Once upon a time Otis Nixon was a terrible baseball player. How do I know? My K-Mart manager and I kept getting his 1988 Topps baseball card out of the vending machine that entertained us at break time. The number still astounds me: .059 was his 1987 batting average. We started following his Expos career. We were on Otis Nixon watch. Finally he was featured on Baseball Tonight. A pitch had bounced several feet in front of the plate. Otis had swung hard for strike three. It bounced so wildly he had a chance to advance to first on a dropped third strike. But then Otis fell flat on his face in the dirt. They kept showing it over and over: “first he can’t hit, then he can’t run.” It was bad. Oh how the Otis had fallen. Flat on his face.
Maybe that’s how Simon Peter felt after the resurrection. Not once but three times he was asked if he followed Jesus. Not once but three times he denied knowing him. It got, shall we say, complicated. It was a long cold night as Simon Peter tried in vain to warm himself around a charcoal fire. Finally the cock crowed as the sun rose and his humiliation was complete. In front of the world. In front of Jesus. He utterly failed. Maybe he was damaged goods. Jesus had risen. But Simon Peter’s life was still on hold. He told his friends: I’m going fishing! So they joined him in the water. All. Night. Long. Nothing. They caught zero fish. Nada. The sun was rising once again. Once again it was reminding Simon Peter what an utter failure he was. He can’t even fish anymore. A kind voice from the shore said “try the other side of the boat”. And then something happened…
The Atlanta Braves came calling for Otis Nixon.

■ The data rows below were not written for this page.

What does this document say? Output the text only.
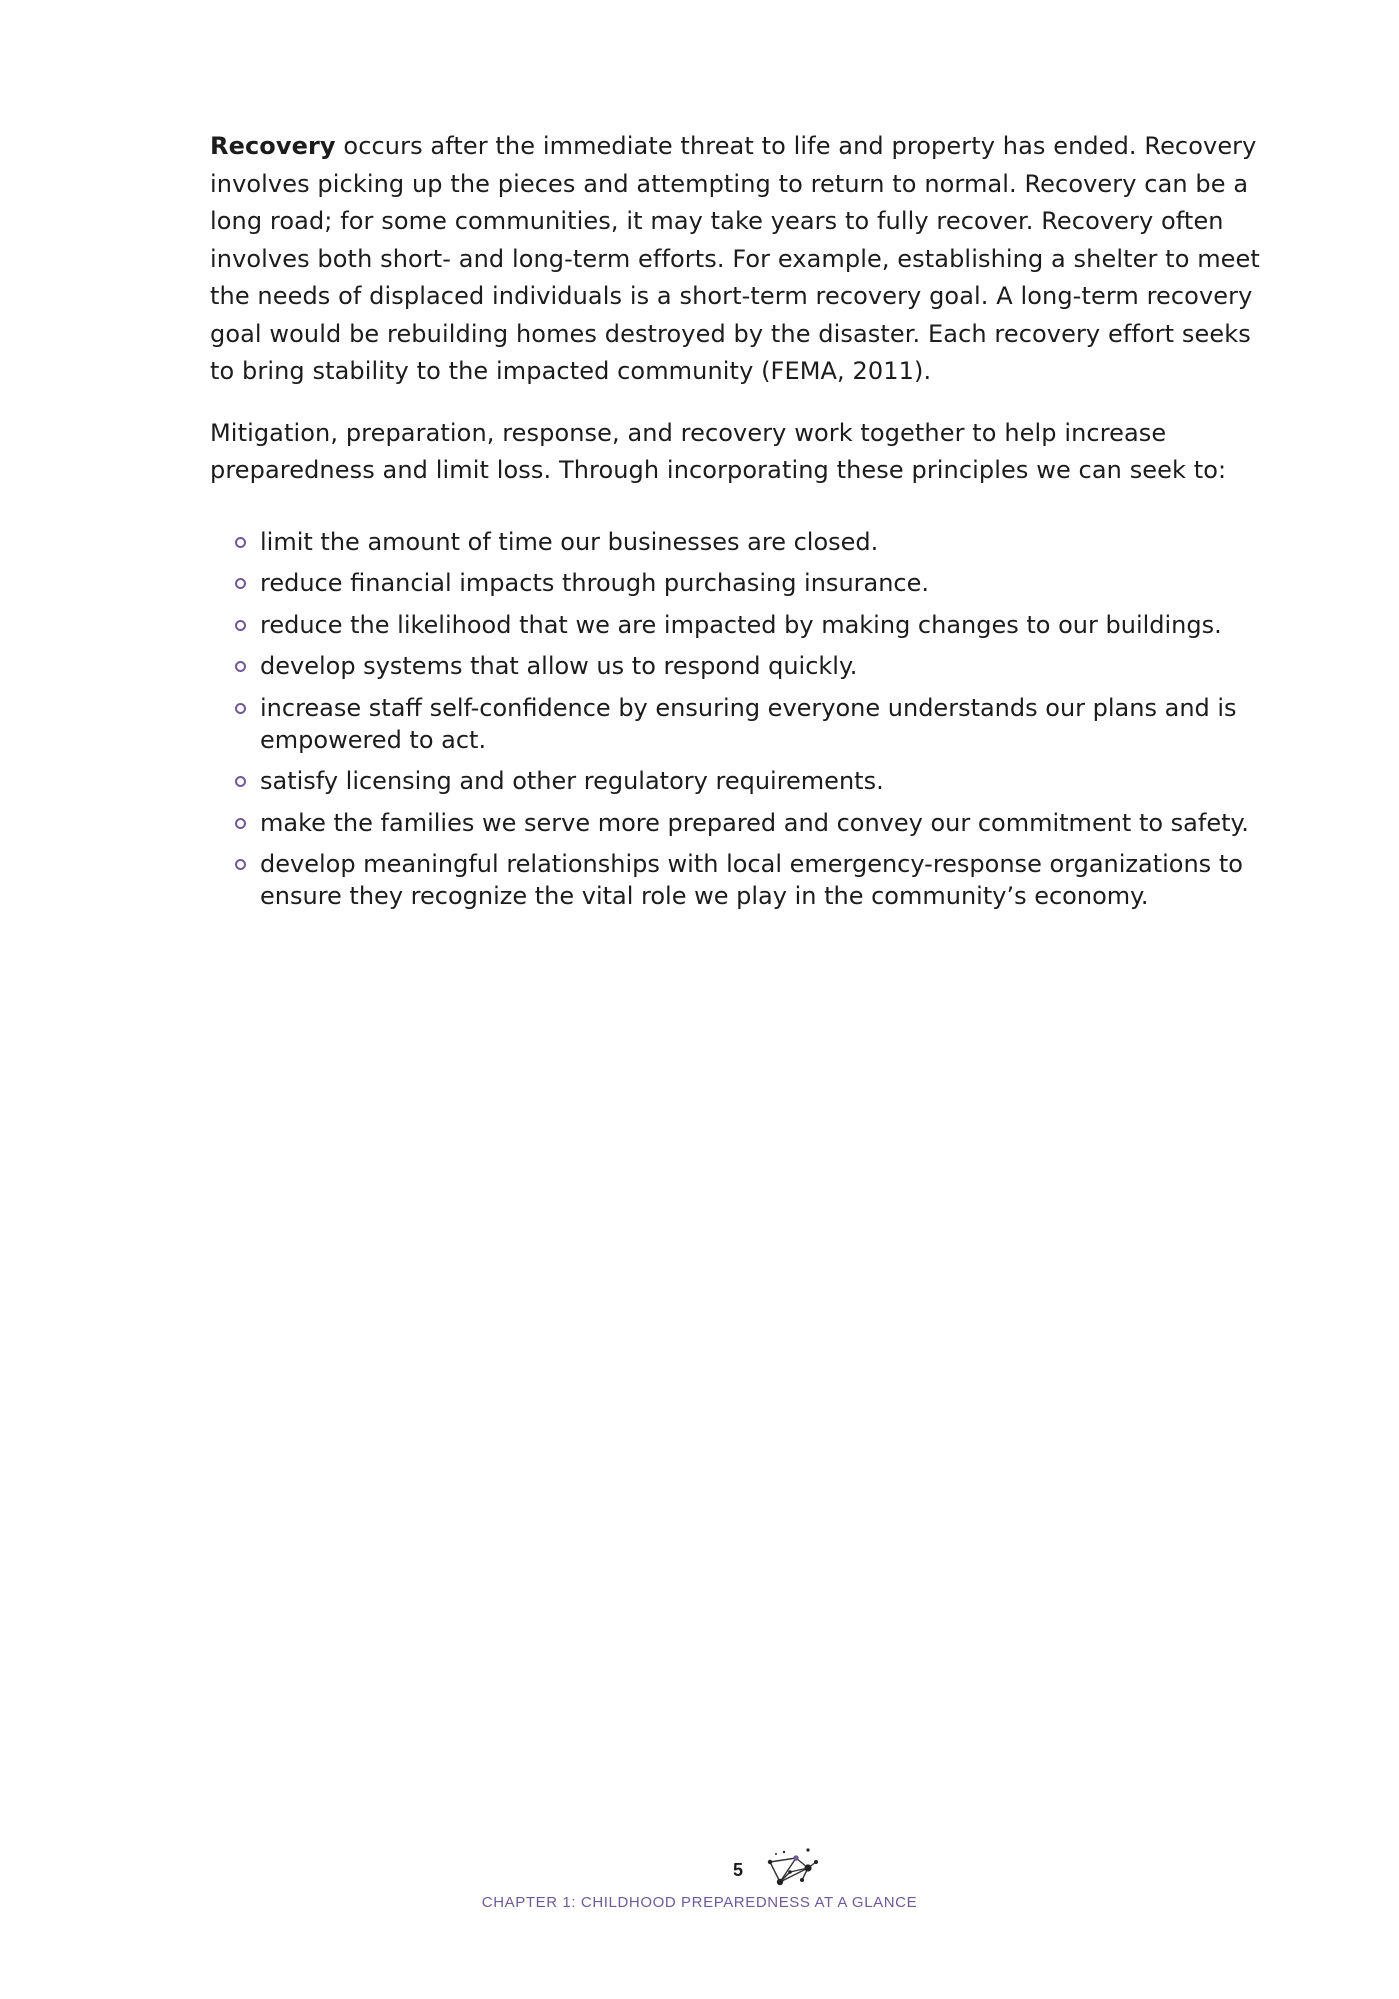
Recovery occurs after the immediate threat to life and property has ended. Recovery involves picking up the pieces and attempting to return to normal. Recovery can be a long road; for some communities, it may take years to fully recover. Recovery often involves both short- and long-term efforts. For example, establishing a shelter to meet the needs of displaced individuals is a short-term recovery goal. A long-term recovery goal would be rebuilding homes destroyed by the disaster. Each recovery effort seeks to bring stability to the impacted community (FEMA, 2011).

Mitigation, preparation, response, and recovery work together to help increase preparedness and limit loss. Through incorporating these principles we can seek to:

limit the amount of time our businesses are closed.
reduce financial impacts through purchasing insurance.
reduce the likelihood that we are impacted by making changes to our buildings.
develop systems that allow us to respond quickly.
increase staff self-confidence by ensuring everyone understands our plans and is empowered to act.
satisfy licensing and other regulatory requirements.
make the families we serve more prepared and convey our commitment to safety.
develop meaningful relationships with local emergency-response organizations to ensure they recognize the vital role we play in the community’s economy.
5
CHAPTER 1: CHILDHOOD PREPAREDNESS AT A GLANCE
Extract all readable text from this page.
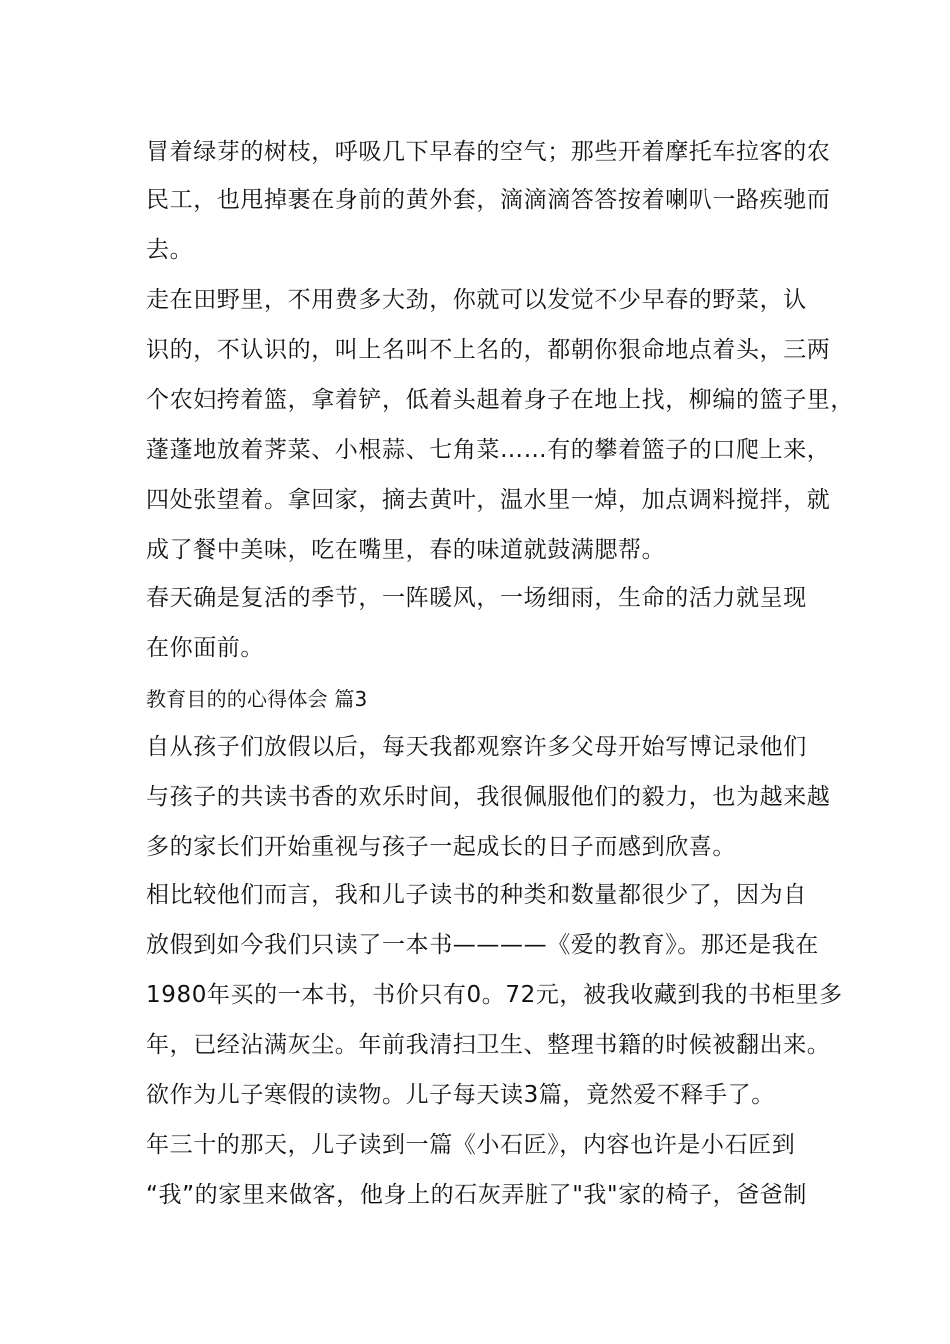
冒着绿芽的树枝，呼吸几下早春的空气；那些开着摩托车拉客的农
民工，也甩掉裹在身前的黄外套，滴滴滴答答按着喇叭一路疾驰而
去。
走在田野里，不用费多大劲，你就可以发觉不少早春的野菜，认
识的，不认识的，叫上名叫不上名的，都朝你狠命地点着头，三两
个农妇挎着篮，拿着铲，低着头趄着身子在地上找，柳编的篮子里，
蓬蓬地放着荠菜、小根蒜、七角菜……有的攀着篮子的口爬上来，
四处张望着。拿回家，摘去黄叶，温水里一焯，加点调料搅拌，就
成了餐中美味，吃在嘴里，春的味道就鼓满腮帮。
春天确是复活的季节，一阵暖风，一场细雨，生命的活力就呈现
在你面前。
教育目的的心得体会 篇3
自从孩子们放假以后，每天我都观察许多父母开始写博记录他们
与孩子的共读书香的欢乐时间，我很佩服他们的毅力，也为越来越
多的家长们开始重视与孩子一起成长的日子而感到欣喜。
相比较他们而言，我和儿子读书的种类和数量都很少了，因为自
放假到如今我们只读了一本书————《爱的教育》。那还是我在
1980年买的一本书，书价只有0。72元，被我收藏到我的书柜里多
年，已经沾满灰尘。年前我清扫卫生、整理书籍的时候被翻出来。
欲作为儿子寒假的读物。儿子每天读3篇，竟然爱不释手了。
年三十的那天，儿子读到一篇《小石匠》，内容也许是小石匠到
“我”的家里来做客，他身上的石灰弄脏了"我"家的椅子，爸爸制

They saw something nobody else could see. They gave him a shot on a winning team. With a new purpose Otis gave his all. People still remember “the catch”. Andy Van Slyke had hit a monster shot a foot above the wall for a sure home run. But Otis was not having any of that. He jumped high. He planted his cleat on the wall. He jumped far above the wall and snagged that ball out of the night sky. ESPN played it over and over and over, erasing the bad memories. He went on to play in the World Series with the Braves as a career .270 hitter. Not bad.
The weight of Simon Peter’s net nearly pulled him out of the boat. They had snagged the mother lode. Someone said, “It’s the Lord!” Peter ran to shore and Jesus was cooking breakfast around a charcoal fire. (Yeah now that Jesus was a stickler for bringing things full circle.) The risen Jesus cooking you breakfast. Not bad. Has asked Simon to bring some of the fish he had caught. Then he asked something else of Simon. Three times. Do. You. Love. Me? Each time Simon said yes, Jesus gave him a mission: Feed my lambs, tend my sheep, feed my sheep. It hurt. But Jesus was helping Simon face the past and move forward. Fishing wasn’t the thing anymore. People were the thing. Other people. Simon Peter went on to the big leagues of apostleship. He healed some beggers. Preached some pretty awesome sermons. Got it wrong some days. But got it right, too. He laid down his life like his master did. John 18-21, the Book of Acts and 1-2 Peter tell the story in all its glory. John 21:1-19 are featured in the glorious art above. I found it here. Our lives can have a high purpose if we don’t get distracted by failure. Otis Nixon has been battling some demons in recent years. But I’m pulling for him. There is always one who believes in us. Jesus. With Jesus there is always hope and a future. Often there is no happily ever after, even with Jesus. Instead, each day we get the same opportunity. Jesus offers each one of us a simple two word mission: follow me. Let’s keep it simple. Let’s take care of people in Jesus’ name.